May 1st is celebrated in many ways throughout the US: May Day, Maypoles, dancing, ding-dong-ditch with bouquets of flowers, Beltane bonfires and this year the Kentucky Derby, which is always held on the first Saturday of May and it just happened to be on May Day this year. Derby Day is always a favorite event of mine.
My dear friend G___ has graciously opened her home to celebrate the auspicious occasion of the Run for the Roses for many years now, and she always puts on a lavish Southern feast. Her stylish and charming home is filled with great friends clutching monstrous tumblers of mint juleps or flutes of Champagne, her tables and sideboards overflowing with comestibles of every description. Hats are encouraged, although this year I was without, alas. There were a few fine specimens scattered here and there, although nowhere near the spectacle displayed on television.
The highlight of the party, besides G___’s charming conversation and hospitality, is the race itself. Upon crossing the threshold, G___’s charming beau or her butler-for-the-day presses upon you to blindly select a slip of paper from a porcelain basket with a name of one of the 25 gorgeous beasts running the race that day.
It is incredible how the breeders and owners of the thoroughbred horses can come up with creative and unique names year after year after year. The Kentucky Derby has been run for 135 years and in Kentucky it is *the* social and sporting event of the year. Vast sums of money are spent on the horses and their training, the parties, the dresses, the amazing hats and the wagers on the race. We watched in amazement this year at a man with possibly the world’s worst toupee wagered $100,000 in *cash*, contained in a gleaming golden attache, on a horse called Super Saver. At 18:1 it was a pretty gutsy bet.
No betting is allowed at the party though, however if you selected the winning horse your prize is a bottle of Champagne, so the rooting for *your* horse is loud and impassioned, complete with genteel ribbing along the lines of “my horse looks peppier than your horse”, etc. We gather around the televisions, pretend to know the words to “My Old Kentucky Home” and sing it lustily, wrong words and all, and gasp with amazement and cheer for the longest two minutes of the year.

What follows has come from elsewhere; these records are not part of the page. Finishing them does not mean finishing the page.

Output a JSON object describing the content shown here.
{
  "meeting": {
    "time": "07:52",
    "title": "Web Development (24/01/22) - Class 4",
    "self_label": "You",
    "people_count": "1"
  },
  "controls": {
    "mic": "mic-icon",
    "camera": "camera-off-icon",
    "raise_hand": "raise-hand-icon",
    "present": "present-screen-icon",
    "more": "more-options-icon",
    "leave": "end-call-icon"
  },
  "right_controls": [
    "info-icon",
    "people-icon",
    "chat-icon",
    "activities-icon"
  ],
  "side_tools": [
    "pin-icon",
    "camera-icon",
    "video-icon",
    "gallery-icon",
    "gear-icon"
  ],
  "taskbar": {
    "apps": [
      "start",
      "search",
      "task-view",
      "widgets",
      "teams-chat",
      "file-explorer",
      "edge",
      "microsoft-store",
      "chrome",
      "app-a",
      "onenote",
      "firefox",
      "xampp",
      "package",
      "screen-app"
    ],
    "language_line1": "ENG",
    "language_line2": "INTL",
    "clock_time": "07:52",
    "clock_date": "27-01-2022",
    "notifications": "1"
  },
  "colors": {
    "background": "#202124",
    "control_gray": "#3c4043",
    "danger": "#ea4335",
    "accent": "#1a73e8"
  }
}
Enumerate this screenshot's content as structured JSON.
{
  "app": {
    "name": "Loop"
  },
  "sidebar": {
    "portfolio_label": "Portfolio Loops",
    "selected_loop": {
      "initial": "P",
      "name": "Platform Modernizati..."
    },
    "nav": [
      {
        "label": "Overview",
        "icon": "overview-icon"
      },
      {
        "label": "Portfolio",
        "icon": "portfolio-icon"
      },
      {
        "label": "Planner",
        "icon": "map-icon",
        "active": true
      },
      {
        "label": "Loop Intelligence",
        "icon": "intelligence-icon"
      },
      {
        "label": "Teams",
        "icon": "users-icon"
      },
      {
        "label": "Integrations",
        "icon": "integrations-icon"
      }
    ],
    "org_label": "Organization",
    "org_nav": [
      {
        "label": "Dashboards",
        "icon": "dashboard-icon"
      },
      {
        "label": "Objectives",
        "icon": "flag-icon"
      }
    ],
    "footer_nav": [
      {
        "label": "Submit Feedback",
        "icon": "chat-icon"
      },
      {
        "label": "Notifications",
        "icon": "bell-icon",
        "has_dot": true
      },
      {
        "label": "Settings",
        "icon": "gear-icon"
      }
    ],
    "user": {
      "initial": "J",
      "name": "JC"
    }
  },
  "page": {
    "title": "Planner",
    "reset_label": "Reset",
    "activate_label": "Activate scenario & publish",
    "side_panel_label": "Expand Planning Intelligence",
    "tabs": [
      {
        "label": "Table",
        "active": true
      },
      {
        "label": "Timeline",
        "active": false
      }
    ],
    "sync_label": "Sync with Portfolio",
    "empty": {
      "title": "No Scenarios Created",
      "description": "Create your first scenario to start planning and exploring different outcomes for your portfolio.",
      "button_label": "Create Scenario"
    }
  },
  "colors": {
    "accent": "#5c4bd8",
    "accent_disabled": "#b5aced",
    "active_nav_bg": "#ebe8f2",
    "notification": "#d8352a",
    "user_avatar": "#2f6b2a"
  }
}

This year I pulled HomeBoyKris out of the basket, number 19, who placed somewhere around the bottom, sad to say… But Super Saver won! The gentleman with the immense bet did actually win and he was almost levitating with glee. Nothing compares though with the beaming face of Calvin Borel, the winning jockey, and the obvious affection he has for Super Saver as he alternatively stroked the horse’s mane and then pumped his fists in the air in victory.
Before the race started, we gathered around the bar in the kitchen for our choice of libation, and I always prefer a tall mint julep. The butler studiously crushed bag after bag of ice and packed them into highball glasses which were stored in the freezer until needed. The frosty glasses were filled with a dollop of simple syrup then a steady trickle of rich Maker’s Mark bourbon slid between the shards of ice. A large spring of mint leaves were tucked between the ice and the side of the glass and muddled gently. One sips this concoction, slowly, while discussing the merits of your horse, the dichotomy of rain in Kentucky and sunshine in San Francisco, and what delectable dish to start with from the buffet.
I arrived a tad early and helped out in the kitchen by frying boneless chicken thighs soaked in buttermilk overnight, dusted with flour and coated with seasoned panko. Crispy, succulent and perfect, we all had to sample a bit of them once they cooled a bit, followed by tidbits of Fire and Ice Pineapple
Meanwhile, G___ had been baking and cooking up a storm and completely outdid herself. She baked tiny corn muffins, made a tangy broccoli and cabbage slaw, a traditional pasta salad with tiny crunchy vegetables, roasted fat asparagus spears with reduced syrupy balsamic vinegar, perfect baked beans, a zippy shrimp étouffée, baked balls of spinach and cheese, and pimento cheese – “the pate of the South” – my personal favorite. There were masses of gorgeous cheeses, a whole spiral glazed ham and tiny rolls to make mini sandwiches, garlic soaked carrots, fat green grapes, and deviled eggs. Can you believe the spread of goodies? It was amazing, and everything was jaw-droppingly delicious.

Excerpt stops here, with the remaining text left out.